I guess you could say our flags are ‘out of this world’…

Graphcom is producing two flags for George Washington University that will travel to the International Space Station late next year with a George Washington University alumna.

The flags’ launch is set for November 2018, and the flags have already been designed, created, and sent to NASA.

According to McIlhenny Banners, a division of Graphcom, Project Manager Beverly Parsons, each person who travels to the International Space Station is allowed to take a small box of items with them. The George Washington University alumna asked for her alma mater’s flag to take with her on her journey, and the university contacted Graphcom to make the flags after the University designed them.

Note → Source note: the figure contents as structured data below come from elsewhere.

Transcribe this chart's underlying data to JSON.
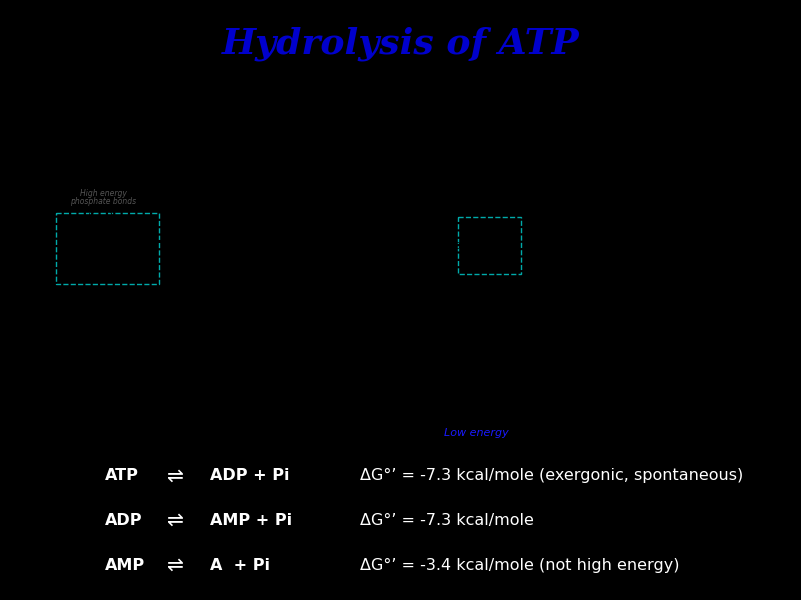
{
  "title": "Hydrolysis of ATP",
  "title_color": "#0000CC",
  "title_fontsize": 26,
  "title_fontstyle": "italic",
  "title_fontfamily": "serif",
  "title_bg": "#FFFFFF",
  "background_color": "#000000",
  "diagram_bg": "#FFFFFF",
  "high_energy_label": "High energy",
  "high_energy_color": "#FFFFFF",
  "low_energy_label": "Low energy",
  "low_energy_color": "#1A1AFF",
  "reactions": [
    {
      "left": "ATP",
      "arrow": "⇌",
      "right": "ADP + Pi",
      "delta": "ΔG°’ = -7.3 kcal/mole (exergonic, spontaneous)"
    },
    {
      "left": "ADP",
      "arrow": "⇌",
      "right": "AMP + Pi",
      "delta": "ΔG°’ = -7.3 kcal/mole"
    },
    {
      "left": "AMP",
      "arrow": "⇌",
      "right": "A  + Pi",
      "delta": "ΔG°’ = -3.4 kcal/mole (not high energy)"
    }
  ],
  "reaction_fontsize": 11.5,
  "reaction_color": "#FFFFFF"
}
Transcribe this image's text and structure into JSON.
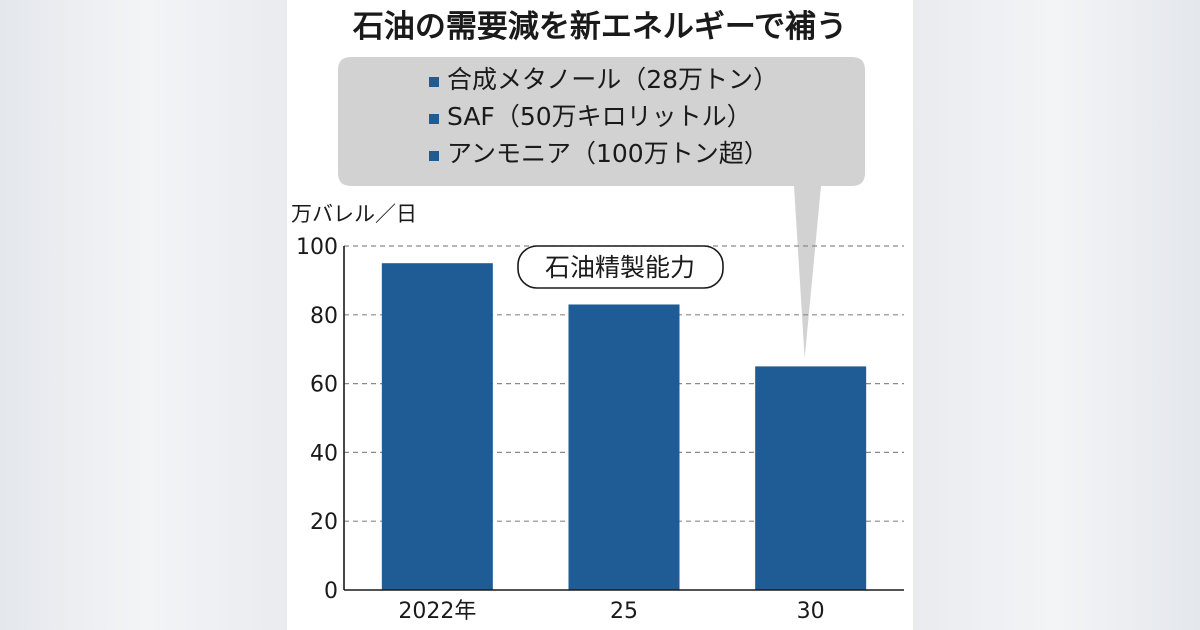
{
  "chart_data": {
    "type": "bar",
    "title": "石油の需要減を新エネルギーで補う",
    "ylabel": "万バレル／日",
    "xlabel": "",
    "categories": [
      "2022年",
      "25",
      "30"
    ],
    "series": [
      {
        "name": "石油精製能力",
        "values": [
          95,
          83,
          65
        ]
      }
    ],
    "ylim": [
      0,
      100
    ],
    "yticks": [
      0,
      20,
      40,
      60,
      80,
      100
    ],
    "grid": true,
    "callout": {
      "target_category": "30",
      "items": [
        "合成メタノール（28万トン）",
        "SAF（50万キロリットル）",
        "アンモニア（100万トン超）"
      ]
    }
  },
  "colors": {
    "bar": "#1f5b94",
    "callout_bg": "#d2d2d2",
    "grid": "#8a8a8a",
    "text": "#1a1a1a"
  }
}
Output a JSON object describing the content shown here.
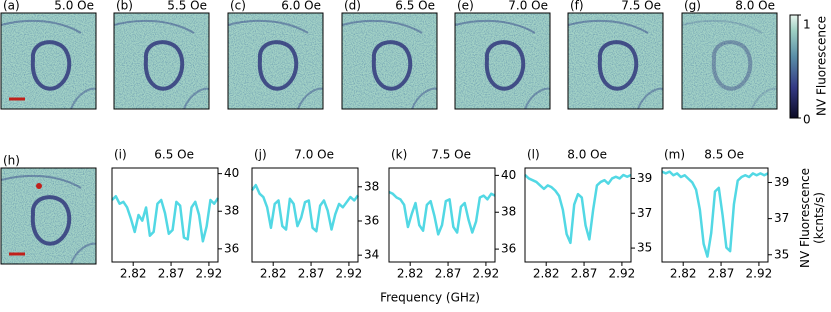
{
  "image_panels": [
    {
      "label": "(a)",
      "field": "5.0 Oe"
    },
    {
      "label": "(b)",
      "field": "5.5 Oe"
    },
    {
      "label": "(c)",
      "field": "6.0 Oe"
    },
    {
      "label": "(d)",
      "field": "6.5 Oe"
    },
    {
      "label": "(e)",
      "field": "7.0 Oe"
    },
    {
      "label": "(f)",
      "field": "7.5 Oe"
    },
    {
      "label": "(g)",
      "field": "8.0 Oe"
    },
    {
      "label": "(h)"
    }
  ],
  "colorbar": {
    "label": "NV Fluorescence",
    "lim": [
      0,
      1
    ],
    "ticks": [
      0,
      1
    ]
  },
  "xlabel": "Frequency (GHz)",
  "ylabel": "NV Fluorescence (kcnts/s)",
  "chart_data": [
    {
      "type": "line",
      "label": "(i)",
      "title": "6.5 Oe",
      "x": [
        2.792,
        2.797,
        2.802,
        2.807,
        2.812,
        2.817,
        2.822,
        2.827,
        2.832,
        2.837,
        2.842,
        2.847,
        2.852,
        2.857,
        2.862,
        2.867,
        2.872,
        2.877,
        2.882,
        2.887,
        2.892,
        2.897,
        2.902,
        2.907,
        2.912,
        2.917,
        2.922,
        2.927,
        2.932
      ],
      "series": [
        {
          "color": "#52d8e4",
          "values": [
            38.6,
            38.8,
            38.4,
            38.5,
            38.2,
            37.6,
            36.9,
            37.8,
            37.5,
            38.2,
            36.7,
            36.9,
            38.4,
            38.6,
            37.9,
            36.8,
            37.0,
            38.5,
            38.3,
            36.6,
            36.5,
            38.2,
            38.5,
            37.8,
            36.4,
            37.2,
            38.6,
            38.4,
            38.7
          ]
        }
      ],
      "xlim": [
        2.792,
        2.932
      ],
      "ylim": [
        35.3,
        40.3
      ],
      "xticks": [
        2.82,
        2.87,
        2.92
      ],
      "yticks": [
        36,
        38,
        40
      ]
    },
    {
      "type": "line",
      "label": "(j)",
      "title": "7.0 Oe",
      "x": [
        2.792,
        2.797,
        2.802,
        2.807,
        2.812,
        2.817,
        2.822,
        2.827,
        2.832,
        2.837,
        2.842,
        2.847,
        2.852,
        2.857,
        2.862,
        2.867,
        2.872,
        2.877,
        2.882,
        2.887,
        2.892,
        2.897,
        2.902,
        2.907,
        2.912,
        2.917,
        2.922,
        2.927,
        2.932
      ],
      "series": [
        {
          "color": "#52d8e4",
          "values": [
            37.8,
            38.1,
            37.6,
            37.4,
            36.8,
            35.6,
            37.0,
            37.2,
            35.7,
            35.5,
            37.3,
            37.0,
            35.7,
            36.2,
            37.1,
            37.2,
            35.6,
            35.4,
            36.9,
            37.2,
            36.6,
            35.5,
            36.4,
            37.0,
            36.8,
            37.1,
            37.4,
            37.2,
            37.5
          ]
        }
      ],
      "xlim": [
        2.792,
        2.932
      ],
      "ylim": [
        33.6,
        39.1
      ],
      "xticks": [
        2.82,
        2.87,
        2.92
      ],
      "yticks": [
        34,
        36,
        38
      ]
    },
    {
      "type": "line",
      "label": "(k)",
      "title": "7.5 Oe",
      "x": [
        2.792,
        2.797,
        2.802,
        2.807,
        2.812,
        2.817,
        2.822,
        2.827,
        2.832,
        2.837,
        2.842,
        2.847,
        2.852,
        2.857,
        2.862,
        2.867,
        2.872,
        2.877,
        2.882,
        2.887,
        2.892,
        2.897,
        2.902,
        2.907,
        2.912,
        2.917,
        2.922,
        2.927,
        2.932
      ],
      "series": [
        {
          "color": "#52d8e4",
          "values": [
            39.1,
            39.0,
            38.8,
            38.7,
            38.4,
            37.2,
            37.9,
            38.5,
            37.3,
            37.0,
            38.4,
            38.6,
            37.8,
            36.8,
            37.3,
            38.6,
            38.7,
            37.2,
            36.9,
            38.3,
            38.5,
            37.6,
            36.9,
            37.5,
            38.8,
            38.9,
            38.7,
            39.0,
            38.9
          ]
        }
      ],
      "xlim": [
        2.792,
        2.932
      ],
      "ylim": [
        35.3,
        40.4
      ],
      "xticks": [
        2.82,
        2.87,
        2.92
      ],
      "yticks": [
        36,
        38,
        40
      ]
    },
    {
      "type": "line",
      "label": "(l)",
      "title": "8.0 Oe",
      "x": [
        2.792,
        2.797,
        2.802,
        2.807,
        2.812,
        2.817,
        2.822,
        2.827,
        2.832,
        2.837,
        2.842,
        2.847,
        2.852,
        2.857,
        2.862,
        2.867,
        2.872,
        2.877,
        2.882,
        2.887,
        2.892,
        2.897,
        2.902,
        2.907,
        2.912,
        2.917,
        2.922,
        2.927,
        2.932
      ],
      "series": [
        {
          "color": "#52d8e4",
          "values": [
            39.2,
            39.0,
            38.9,
            38.8,
            38.6,
            38.4,
            38.6,
            38.5,
            38.3,
            38.0,
            37.2,
            35.8,
            35.3,
            37.5,
            38.1,
            37.9,
            36.3,
            35.5,
            37.2,
            38.6,
            38.8,
            38.9,
            38.7,
            39.0,
            39.1,
            39.0,
            39.2,
            39.1,
            39.2
          ]
        }
      ],
      "xlim": [
        2.792,
        2.932
      ],
      "ylim": [
        34.2,
        39.6
      ],
      "xticks": [
        2.82,
        2.87,
        2.92
      ],
      "yticks": [
        35,
        37,
        39
      ]
    },
    {
      "type": "line",
      "label": "(m)",
      "title": "8.5 Oe",
      "x": [
        2.792,
        2.797,
        2.802,
        2.807,
        2.812,
        2.817,
        2.822,
        2.827,
        2.832,
        2.837,
        2.842,
        2.847,
        2.852,
        2.857,
        2.862,
        2.867,
        2.872,
        2.877,
        2.882,
        2.887,
        2.892,
        2.897,
        2.902,
        2.907,
        2.912,
        2.917,
        2.922,
        2.927,
        2.932
      ],
      "series": [
        {
          "color": "#52d8e4",
          "values": [
            39.6,
            39.5,
            39.6,
            39.4,
            39.5,
            39.3,
            39.4,
            39.2,
            39.0,
            38.6,
            37.5,
            35.6,
            34.9,
            36.2,
            38.5,
            38.7,
            37.2,
            35.4,
            35.2,
            37.8,
            39.1,
            39.3,
            39.4,
            39.3,
            39.5,
            39.4,
            39.5,
            39.4,
            39.5
          ]
        }
      ],
      "xlim": [
        2.792,
        2.932
      ],
      "ylim": [
        34.6,
        39.8
      ],
      "xticks": [
        2.82,
        2.87,
        2.92
      ],
      "yticks": [
        35,
        37,
        39
      ]
    }
  ]
}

Measuring 24’’ by 48’’ and 9’’ by 12’’, the flags are deep blue with the logo of the George Washington University School of Engineering and Applied Sciences in the middle (pictured below). Parsons says both flags were created using the lightest material Graphcom offers, China silk, so they can be rolled into a tiny tube to save space while traveling.

Parsons says the University plans to display the small flag once it comes back to Earth. Robert McIlhenny, founder of McIlhenny Banners, a division of Graphcom, says the entire process took Graphcom three business days. A digital dye sublimation process was used, and finishing simply required hemming the edges of the flags.

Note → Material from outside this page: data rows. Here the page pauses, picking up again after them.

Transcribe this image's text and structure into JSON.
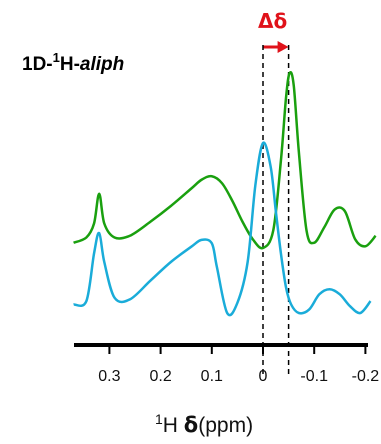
{
  "chart_data": {
    "type": "line",
    "title": {
      "prefix": "1D-",
      "superscript": "1",
      "nucleus": "H-",
      "italic": "aliph"
    },
    "annotation": {
      "label": "Δδ",
      "from_ppm": 0,
      "to_ppm": -0.05,
      "color": "#e0121a"
    },
    "xlabel": {
      "superscript": "1",
      "nucleus": "H ",
      "symbol": "δ",
      "unit": "(ppm)"
    },
    "x_reversed": true,
    "xlim": [
      0.37,
      -0.2
    ],
    "ticks": [
      {
        "value": 0.3,
        "label": "0.3"
      },
      {
        "value": 0.2,
        "label": "0.2"
      },
      {
        "value": 0.1,
        "label": "0.1"
      },
      {
        "value": 0,
        "label": "0"
      },
      {
        "value": -0.1,
        "label": "-0.1"
      },
      {
        "value": -0.2,
        "label": "-0.2"
      }
    ],
    "reference_lines_ppm": [
      0,
      -0.05
    ],
    "series": [
      {
        "color": "#1aa00f",
        "x": [
          0.37,
          0.345,
          0.33,
          0.32,
          0.31,
          0.29,
          0.26,
          0.22,
          0.18,
          0.14,
          0.12,
          0.1,
          0.08,
          0.06,
          0.04,
          0.02,
          0.0,
          -0.02,
          -0.035,
          -0.045,
          -0.052,
          -0.06,
          -0.07,
          -0.085,
          -0.1,
          -0.12,
          -0.14,
          -0.16,
          -0.18,
          -0.2,
          -0.22
        ],
        "y": [
          0.03,
          0.06,
          0.14,
          0.31,
          0.14,
          0.06,
          0.07,
          0.15,
          0.24,
          0.34,
          0.39,
          0.41,
          0.37,
          0.27,
          0.15,
          0.05,
          0.0,
          0.1,
          0.5,
          0.86,
          1.0,
          0.93,
          0.55,
          0.1,
          0.03,
          0.12,
          0.22,
          0.21,
          0.05,
          0.01,
          0.07
        ]
      },
      {
        "color": "#1aacd9",
        "x": [
          0.37,
          0.345,
          0.33,
          0.32,
          0.31,
          0.29,
          0.26,
          0.22,
          0.18,
          0.14,
          0.12,
          0.1,
          0.09,
          0.07,
          0.05,
          0.03,
          0.015,
          0.0,
          -0.015,
          -0.025,
          -0.035,
          -0.045,
          -0.055,
          -0.07,
          -0.09,
          -0.11,
          -0.13,
          -0.15,
          -0.17,
          -0.19,
          -0.21
        ],
        "y": [
          0.05,
          0.07,
          0.35,
          0.47,
          0.3,
          0.09,
          0.08,
          0.19,
          0.3,
          0.39,
          0.43,
          0.41,
          0.27,
          0.0,
          0.06,
          0.3,
          0.75,
          1.0,
          0.86,
          0.6,
          0.35,
          0.15,
          0.05,
          0.0,
          0.02,
          0.11,
          0.14,
          0.11,
          0.04,
          0.0,
          0.07
        ]
      }
    ]
  }
}
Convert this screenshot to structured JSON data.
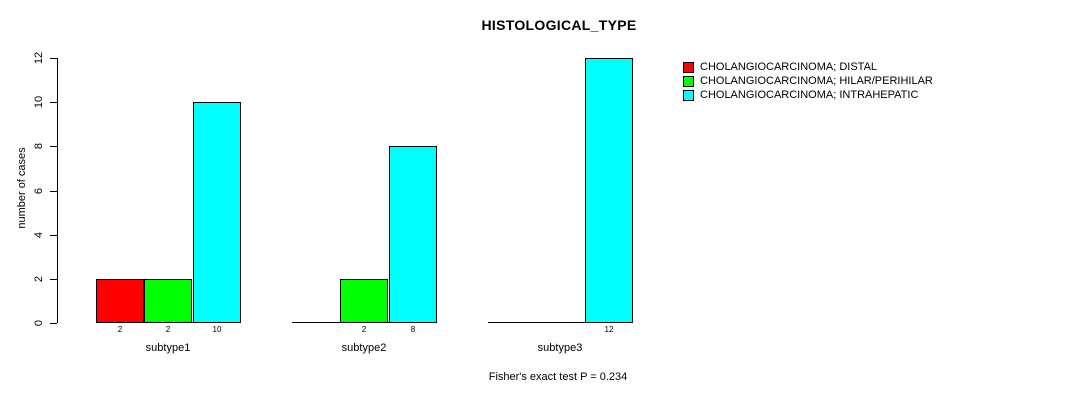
{
  "chart_data": {
    "type": "bar",
    "title": "HISTOLOGICAL_TYPE",
    "ylabel": "number of cases",
    "xlabel": "",
    "categories": [
      "subtype1",
      "subtype2",
      "subtype3"
    ],
    "series": [
      {
        "name": "CHOLANGIOCARCINOMA; DISTAL",
        "color": "#ff0000",
        "values": [
          2,
          0,
          0
        ]
      },
      {
        "name": "CHOLANGIOCARCINOMA; HILAR/PERIHILAR",
        "color": "#00ff00",
        "values": [
          2,
          2,
          0
        ]
      },
      {
        "name": "CHOLANGIOCARCINOMA; INTRAHEPATIC",
        "color": "#00ffff",
        "values": [
          10,
          8,
          12
        ]
      }
    ],
    "bar_labels": [
      [
        "2",
        "2",
        "10"
      ],
      [
        "",
        "2",
        "8"
      ],
      [
        "",
        "",
        "12"
      ]
    ],
    "ylim": [
      0,
      12
    ],
    "yticks": [
      0,
      2,
      4,
      6,
      8,
      10,
      12
    ],
    "grid": false,
    "legend_position": "right",
    "footnote": "Fisher's exact test P = 0.234"
  }
}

“It’s a testament to the power of flags,” he says. “Once assembled, these pieces of ordinary cloth suddenly become symbols that focus on feelings of pride and allegiance to the institutions they represent. It’s part of what makes our business so rewarding.”

Graphcom CEO Greg Allen expressed his excitement about this unique opportunity.

“George Washington University has been a wonderful client of ours, and I’m honored that they trusted Graphcom with this project,” he says. “It will be exciting to know that our talented team has made something that will travel to the International Space Station.”